The Letter Home by Rachael English – Women in search of the truth – and survival



The Letter Home by Rachael English
This is the story of young women. All three of them are concerned with events which are history for two, and actual life experience for one. It is about chasing memories, evidence, gaps in lives, and survival. There are three stories running in parallel throughout this gripping novel, the stories of three women at close quarters, all at turning points in their lives. The writing is empathetic, showing how well the author simultaneously deals with two women living and discovering the truth in 2019, though from different backgrounds, as well as a third in abject poverty. This is such a well written narrative of women’s perspective on life in the past, dealing with the challenging present, and hoping for a more successful future. A subtly written novel in some senses, as the obvious problems of the past compare with the different difficulties of the present. This is an engaging book that I was pleased to have the opportunity to read and review.

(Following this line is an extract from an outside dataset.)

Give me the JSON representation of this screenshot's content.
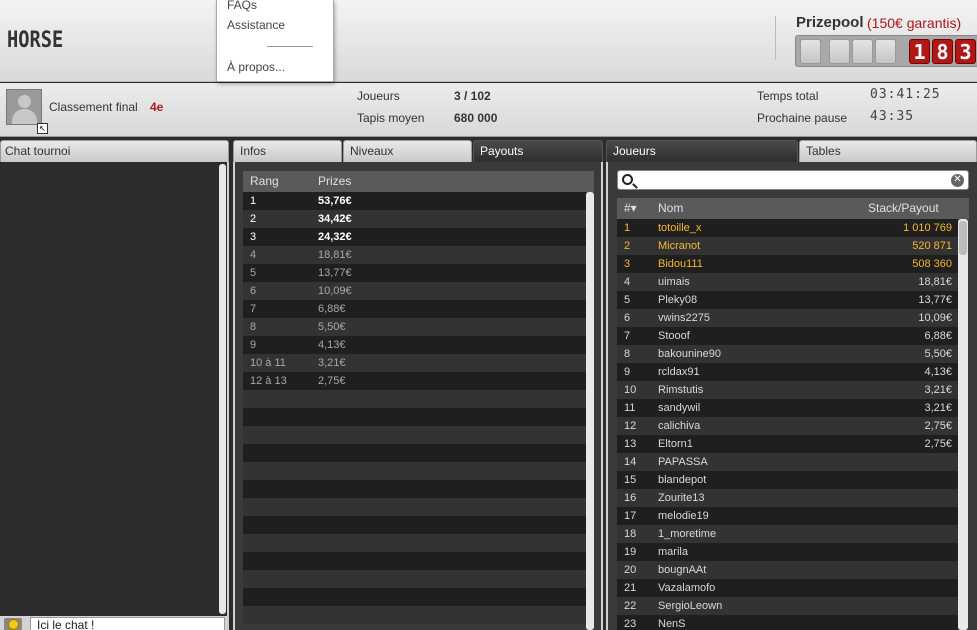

The first section is set in April 2019 and concerns Jessie Daly. She is travelling to County Clare in Ireland, away from Dublin where she has been working and living as a journalist. She has had challenges in her recent past, and made a series of very public mistakes on late night television when she was unprepared and was drinking. After the social media savages her, she is shown returning home in ignomy. Her more settled sister and her caring parents are shocked, especially when revelations of further problems emerge. The saving in the situation for Jessie is being asked to help with some research into a local woman who was among the first to die in the Famine in Ireland in the mid 1840s. Sometimes known as the potato famine, the life and death shortage of the most basic food for the poorest was caused by a blight on the crop which they depended on. At the same time in Boston, America, Kaitlin Wilson is an outwardly successful woman who has an excellent career with a law firm and a long term partner. When her brother gets a job with a dubious political group which watches immigration, she feels compelled to discover more about her own relatives who travelled from Ireland. Not everyone around her supports her investigation.
The most powerful section of the book concerns the story of Bridget, who in the 1840s is part of a poor Irish family. The loss of her father to the sea makes life a struggle, but the failure of the potatoes they depended on makes her situation so much worse. When she loses others from desperate need, she is reduced to scraping a tiny bit of food for her daughter and herself. Her decisions will have a huge effect on more than one life, and reveal much to those who search for the truth in later years.
This is a moving book which is in part based on true events. The settings are well established in each case, and especially in Bridget’s tragic circumstances. There is a lot of research behind this story, but it is never allowed to interrupt or dominate the narrative. This is a sensitively written and strongly felt book which drew me into the situations of the women. It is a strong and powerful novel, which I recommend for those interested not only in the difficulties faced by people in the nineteenth century, but also the motives for and the process of discovering the sometimes harsh details of a family’s past.